Perché la durata del sonno può essere troppo lunga?
Se il dispositivo mostra regolarmente più di 9–10 ore di sonno in un adulto, vale la pena prestare attenzione:
- Qualità del sonno insufficiente — se il sonno è superficiale e frequentemente interrotto, l'organismo compensa con una permanenza più lunga a letto.
- Depressione — l'ipersonnia (sonno eccessivo) è uno dei sintomi della depressione.
- Ipotiroidismo — rallenta il metabolismo, causa affaticamento e aumento del bisogno di sonno.
- Stanchezza cronica — per carenza di ferro, carenza di vitamina D o altre cause.
- Apnea del sonno — sebbene la durata del sonno sembri sufficiente, il sonno è costantemente interrotto da arresti respiratori, cosicché la persona si sente non riposata e dorme più a lungo.
Una durata del sonno che supera costantemente le 9 ore nel lungo periodo è stata associata negli studi a un maggiore rischio cardiovascolare, sebbene il nesso causale non sia del tutto chiaro.
Cosa fare dopo?
Se si osserva che la propria durata media del sonno si discosta dall'intervallo di 7–9 ore, si cominci con una revisione dell'igiene del sonno. Passi pratici:
- Stabilire orari regolari per andare a dormire e svegliarsi, compresi i fine settimana.
- Limitare caffeina dopo pranzo e alcol la sera.
- Creare un ambiente per il sonno buio, fresco e silenzioso.
- Un'ora prima di dormire, mettere via gli schermi.
- Se non ci si addormenta entro 20 minuti, alzarsi e dedicarsi a un'attività rilassante fino a sentire sonnolenza.
Se i problemi di sonno persistono per più di un mese e influenzano il funzionamento quotidiano, rivolgersi al medico.
Monitoraggio nel tempo
La durata del sonno di una singola notte può variare considerevolmente — è normale. Informativi sono la media a 7 o 30 giorni. Si verifichi che la propria media rientri stabilmente nell'intervallo di 7–9 ore. Se nelle ultime 4 settimane la media è scesa sotto le 6,5 ore, è un segnale per rivedere le proprie abitudini.

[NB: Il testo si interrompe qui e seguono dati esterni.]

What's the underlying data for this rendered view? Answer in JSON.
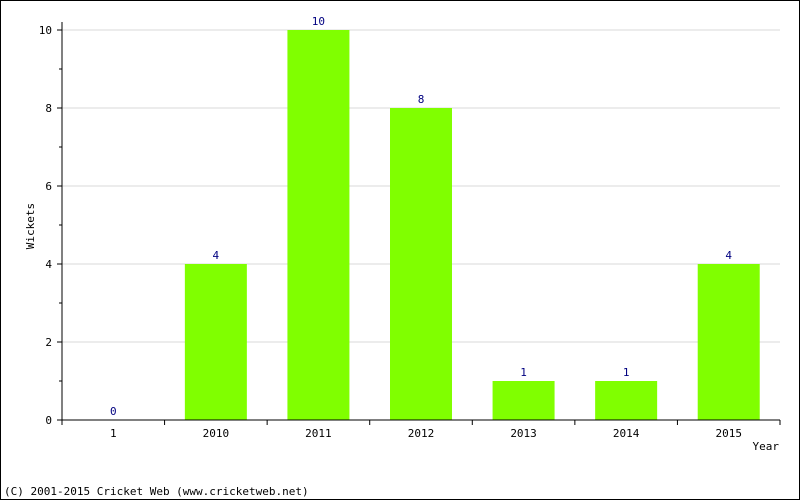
{
  "chart_data": {
    "type": "bar",
    "categories": [
      "1",
      "2010",
      "2011",
      "2012",
      "2013",
      "2014",
      "2015"
    ],
    "values": [
      0,
      4,
      10,
      8,
      1,
      1,
      4
    ],
    "title": "",
    "xlabel": "Year",
    "ylabel": "Wickets",
    "ylim": [
      0,
      10
    ],
    "yticks": [
      0,
      2,
      4,
      6,
      8,
      10
    ],
    "grid": true,
    "bar_color": "#80ff00",
    "label_color": "#000080"
  },
  "footer": {
    "copyright": "(C) 2001-2015 Cricket Web (www.cricketweb.net)"
  }
}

Un esercizio utile: confrontare la durata del sonno con altri indicatori del dispositivo — frequenza cardiaca a riposo e HRV. Spesso si noterà che dopo notti più brevi la frequenza a riposo sale e l'HRV scende. Questo conferma che l'organismo reagisce in modo sensibile alla carenza di sonno.
Domande per il medico
1. Dormo costantemente meno di 6 ore e mi sento stanco/a — serve un esame del sonno? 2. La mia durata del sonno potrebbe essere correlata alla funzione tiroidea o alla carenza di ferro? 3. Dormo più di 9 ore ma mi sento non riposato/a — potrebbe indicare un'apnea del sonno? 4. Quali metodi non farmacologici potrebbero aiutare a migliorare il mio sonno? 5. I farmaci che assumo possono influire sulla durata o sulla qualità del sonno?
Questo non costituisce una consulenza medica. Per decisioni riguardanti la salute, consultare il proprio medico.